BUCKLEY: Well, it's a little early to get reaction from the Pentagon as to this specific incident. So far there has been no reaction beyond the acknowledgement issued late Tuesday that, in fact, the Red Cross warehouses had been hit. What they will say and what they have said over and over again is that the U.S. forces do not intentionally target anything that, any civilian targets. They're only intentionally targeting military or terrorist targets -- Leon.

HARRIS: All right, Frank Buckley at the Pentagon this morning, thank you. We'll talk with you soon -- Kyra, over to you.

PHILLIPS: All right, we've had a bit of an audio problem. I think we've got that worked out. We're going to try and bring out Matthew Chance back in from northern Afghanistan -- Matthew, are we in contact?

MATTHEW CHANCE, CNN CORRESPONDENT: That's right, Kyra, we are at this time, I think.

We're in a very remote location right on the front line in Northern Alliance controlled territory overlooking the positions of the Taliban just a couple of kilometers, about a mile across this plains in front of me, 100 kilometers or so, a few hundred meters or so, rather, in front of me.

Let me just give you an idea about exactly where I am. I'll come to those reports in a moment of the air strikes we witnessed within the last hour, but let me first of all tell you exactly where we are. We're in this Bagram Air Force Base, a key launching pad for what was the Soviet invasion of Afghanistan back in the 1980s. And as you can see, the remnants of that all around this airport. Behind me is an old Sukoy (ph) fighter bomber which was simply abandoned when the Soviets withdrew in 1989.

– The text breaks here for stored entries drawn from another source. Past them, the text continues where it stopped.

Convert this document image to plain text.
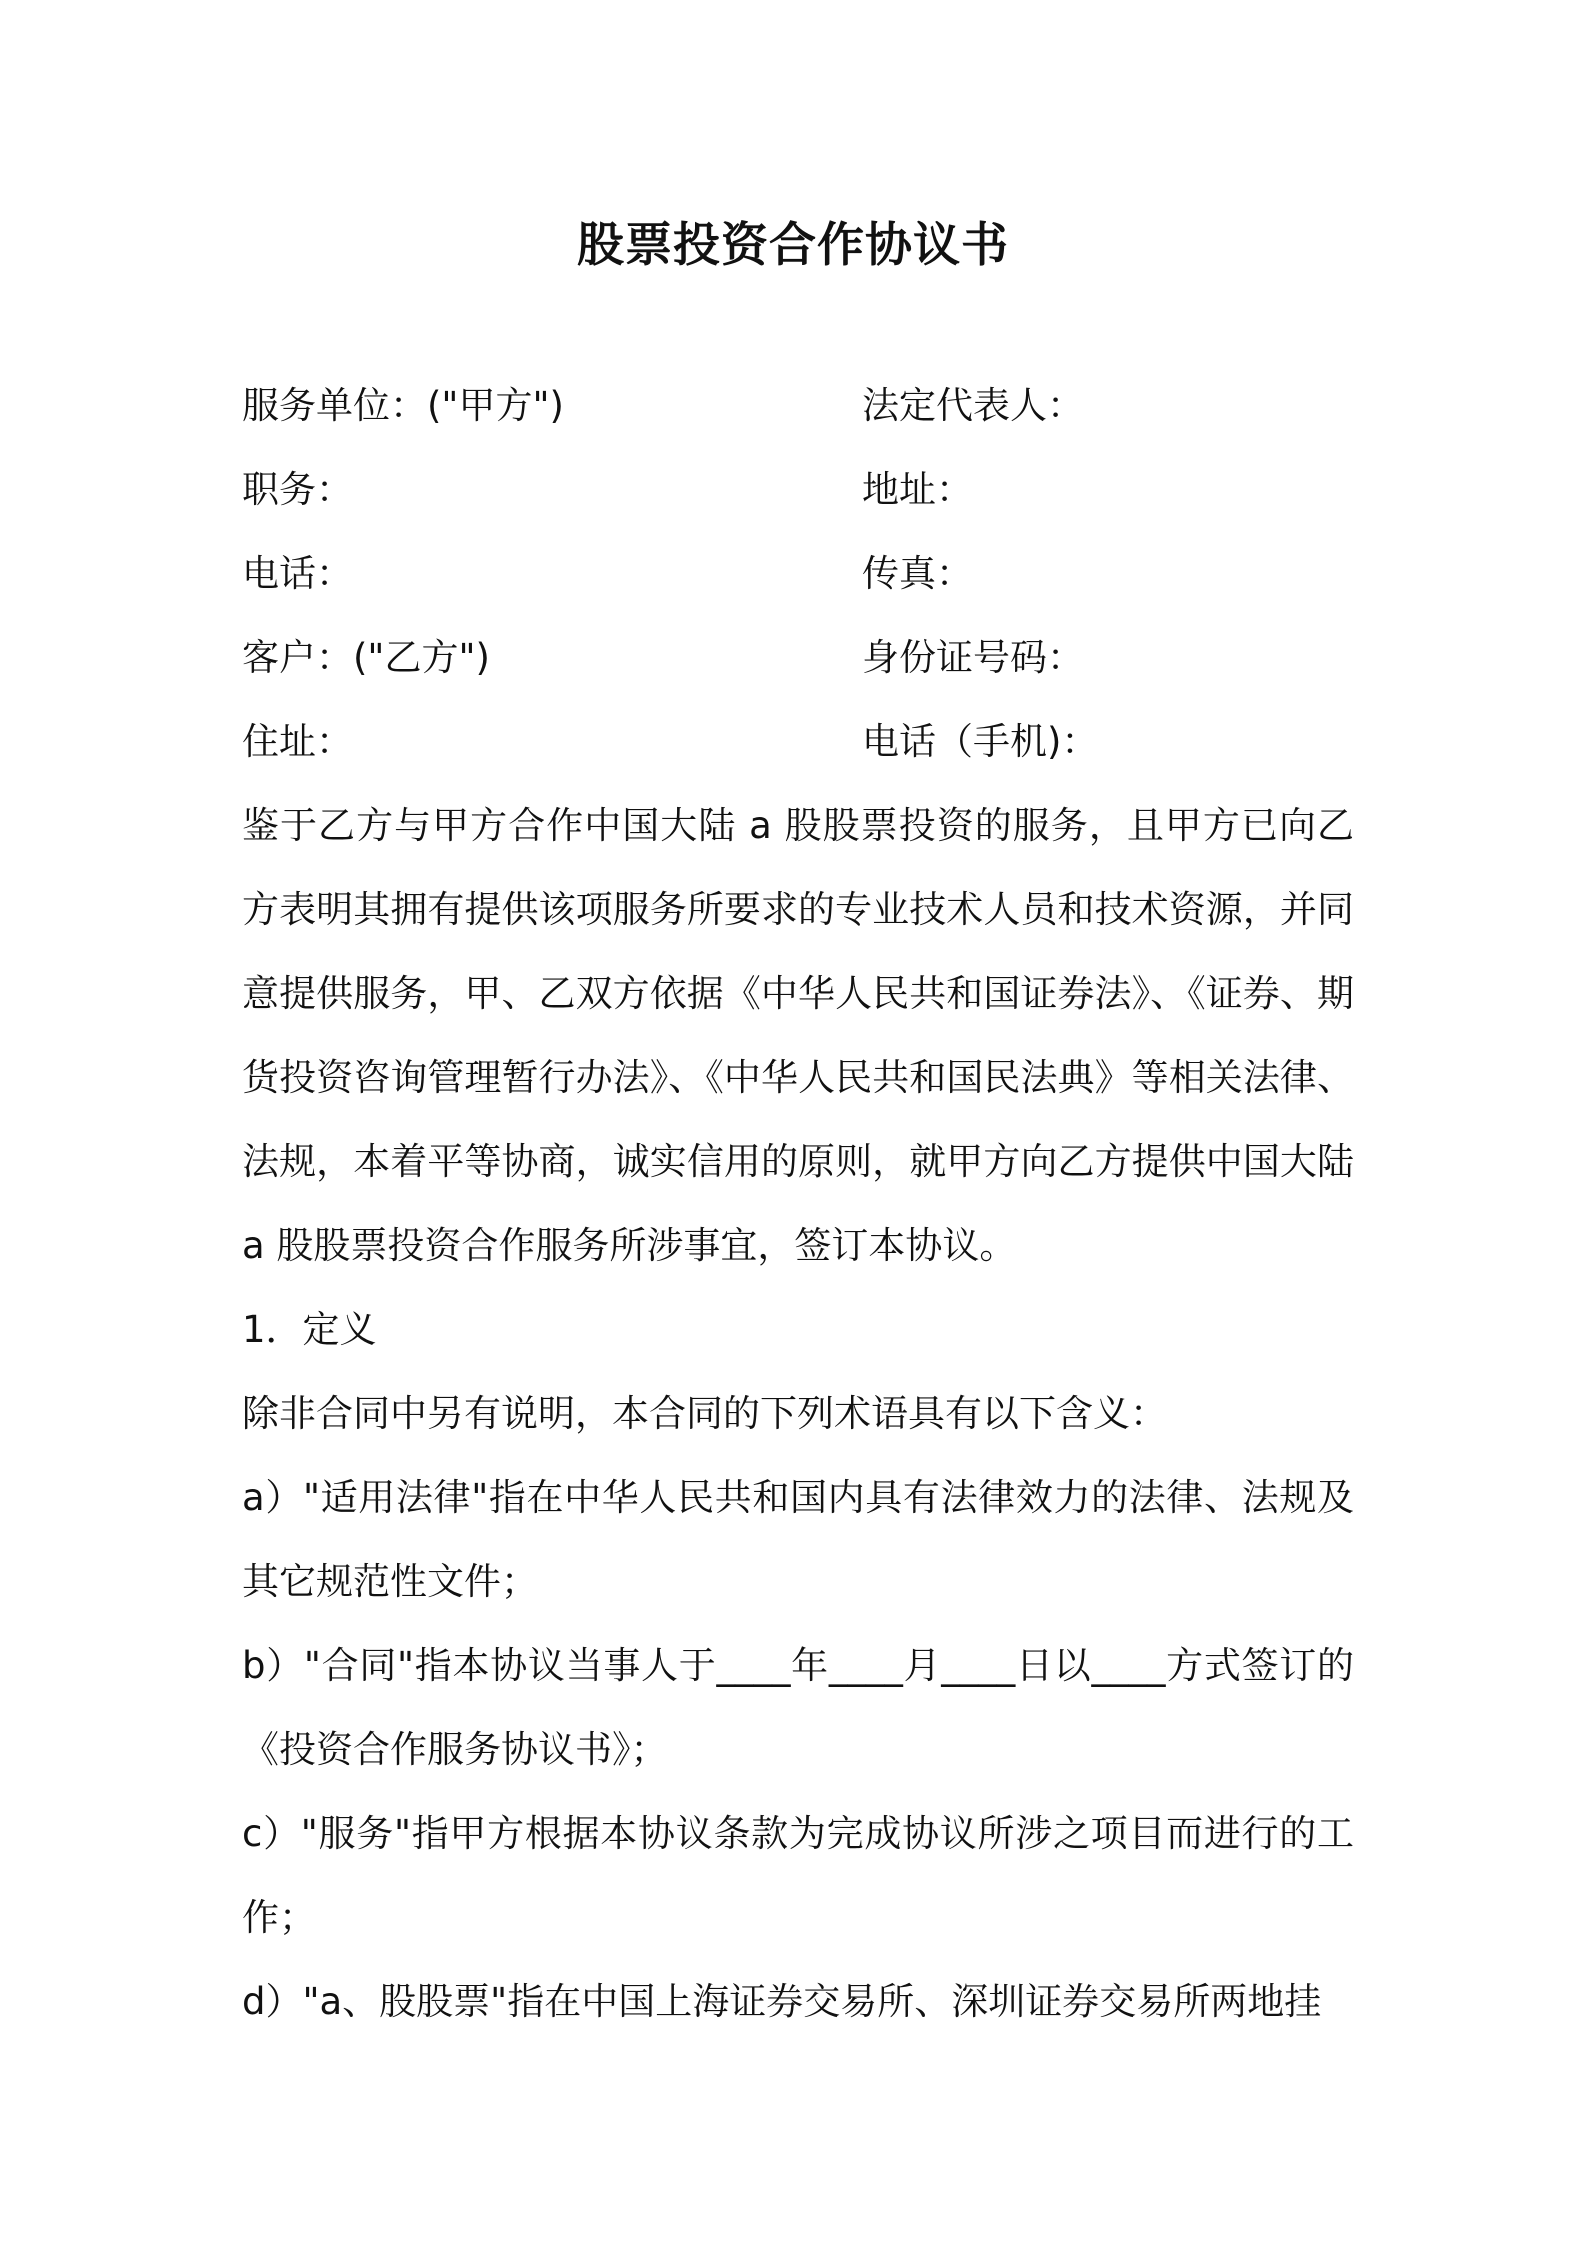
股票投资合作协议书
服务单位：("甲方")	法定代表人：
职务：	地址：
电话：	传真：
客户：("乙方")	身份证号码：
住址：	电话（手机)：

鉴于乙方与甲方合作中国大陆 a 股股票投资的服务，且甲方已向乙方表明其拥有提供该项服务所要求的专业技术人员和技术资源，并同意提供服务，甲、乙双方依据《中华人民共和国证券法》、《证券、期货投资咨询管理暂行办法》、《中华人民共和国民法典》等相关法律、法规，本着平等协商，诚实信用的原则，就甲方向乙方提供中国大陆 a 股股票投资合作服务所涉事宜，签订本协议。

1．定义

除非合同中另有说明，本合同的下列术语具有以下含义：

a）"适用法律"指在中华人民共和国内具有法律效力的法律、法规及其它规范性文件；

b）"合同"指本协议当事人于____年____月____日以____方式签订的《投资合作服务协议书》；

c）"服务"指甲方根据本协议条款为完成协议所涉之项目而进行的工作；

d）"a、股股票"指在中国上海证券交易所、深圳证券交易所两地挂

And if we just can get the camera to pan along this airport, you can see there are countless carcasses, really, of MIG fighter jets and Sukoy fighter bombers that were simply abandoned when the Soviet Union withdrew its forces from here in Afghanistan back in 1989.

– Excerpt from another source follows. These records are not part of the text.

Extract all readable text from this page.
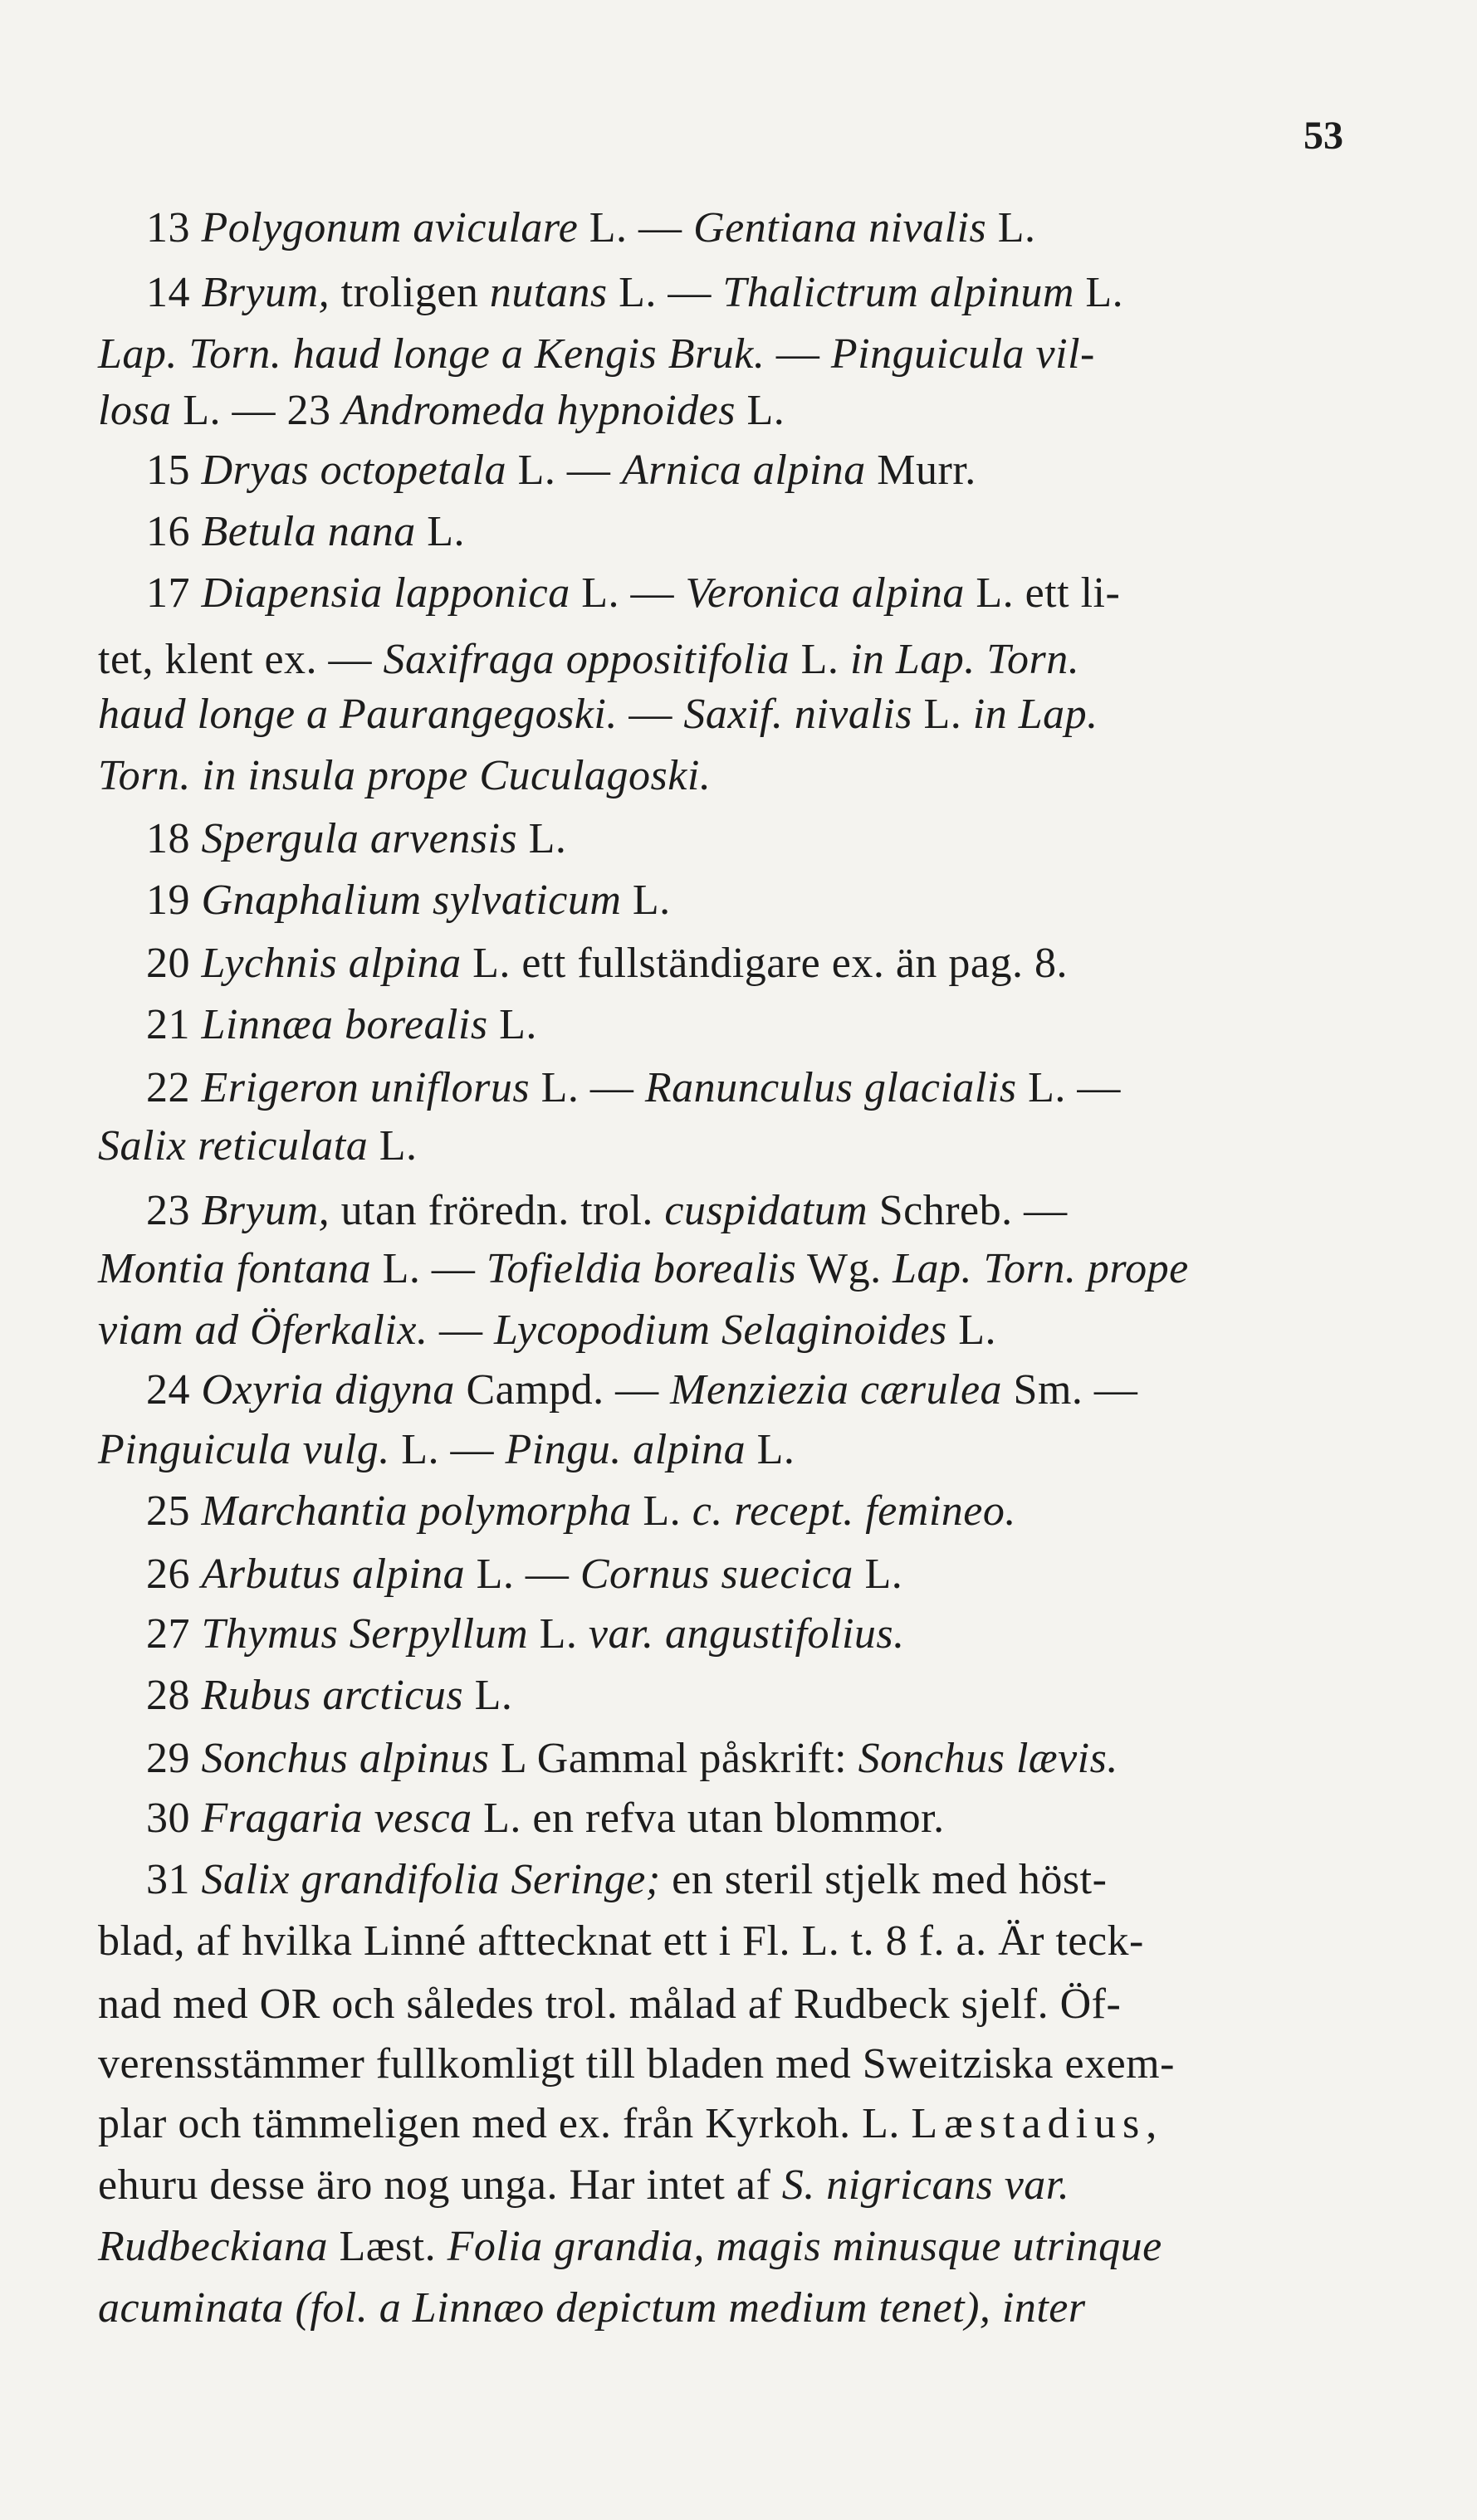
53
13 Polygonum aviculare L. — Gentiana nivalis L.
14 Bryum, troligen nutans L. — Thalictrum alpinum L.
Lap. Torn. haud longe a Kengis Bruk. — Pinguicula vil-
losa L. — 23 Andromeda hypnoides L.
15 Dryas octopetala L. — Arnica alpina Murr.
16 Betula nana L.
17 Diapensia lapponica L. — Veronica alpina L. ett li-
tet, klent ex. — Saxifraga oppositifolia L. in Lap. Torn.
haud longe a Paurangegoski. — Saxif. nivalis L. in Lap.
Torn. in insula prope Cuculagoski.
18 Spergula arvensis L.
19 Gnaphalium sylvaticum L.
20 Lychnis alpina L. ett fullständigare ex. än pag. 8.
21 Linnæa borealis L.
22 Erigeron uniflorus L. — Ranunculus glacialis L. —
Salix reticulata L.
23 Bryum, utan fröredn. trol. cuspidatum Schreb. —
Montia fontana L. — Tofieldia borealis Wg. Lap. Torn. prope
viam ad Öferkalix. — Lycopodium Selaginoides L.
24 Oxyria digyna Campd. — Menziezia cærulea Sm. —
Pinguicula vulg. L. — Pingu. alpina L.
25 Marchantia polymorpha L. c. recept. femineo.
26 Arbutus alpina L. — Cornus suecica L.
27 Thymus Serpyllum L. var. angustifolius.
28 Rubus arcticus L.
29 Sonchus alpinus L Gammal påskrift: Sonchus lævis.
30 Fragaria vesca L. en refva utan blommor.
31 Salix grandifolia Seringe; en steril stjelk med höst-
blad, af hvilka Linné afttecknat ett i Fl. L. t. 8 f. a. Är teck-
nad med OR och således trol. målad af Rudbeck sjelf. Öf-
verensstämmer fullkomligt till bladen med Sweitziska exem-
plar och tämmeligen med ex. från Kyrkoh. L. Læstadius,
ehuru desse äro nog unga. Har intet af S. nigricans var.
Rudbeckiana Læst. Folia grandia, magis minusque utrinque
acuminata (fol. a Linnæo depictum medium tenet), inter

Now, take a look at those mountains on the horizon. They overlook Kabul and they're very much in the control of the Taliban and essentially, they're the things that stay in between the Northern Alliance advance on Kabul and them staying in their current positions.

Well, within the last hour, as I mentioned earlier, we did witness some kind of coalition, U.S.-led coalition air strike on Taliban positions there. A jet screamed overhead, dropping at least two bombs on a Taliban position just on those mountains over there, which actually overlook Kabul itself. They're about 25 kilometers from the center of the city.

Now, all along the Pentagon has been saying it will hold back from targeting front line Taliban positions, but if that kind of bombing continues, it could essentially open the way for the Northern Alliance to move on the capital -- Kyra.

PHILLIPS: How close is the Northern Alliance right now, Matthew, to Mazir-i-Sharif and to occupying it?

CHANCE: It's difficult to say because Mazir-i-Sharif is in the far north of the country several hundred kilometers from where I'm standing right now. The reports coming from the Northern Alliance are that they're within five or six or seven kilometers of the actual airport of Mazir-i-Sharif. The reports are very sketchy. We can't independently verify, though, exactly what the situation is on the ground. Certainly Northern Alliance officials say they're within striking distance of the city itself, but you have to wait and see what actually happens.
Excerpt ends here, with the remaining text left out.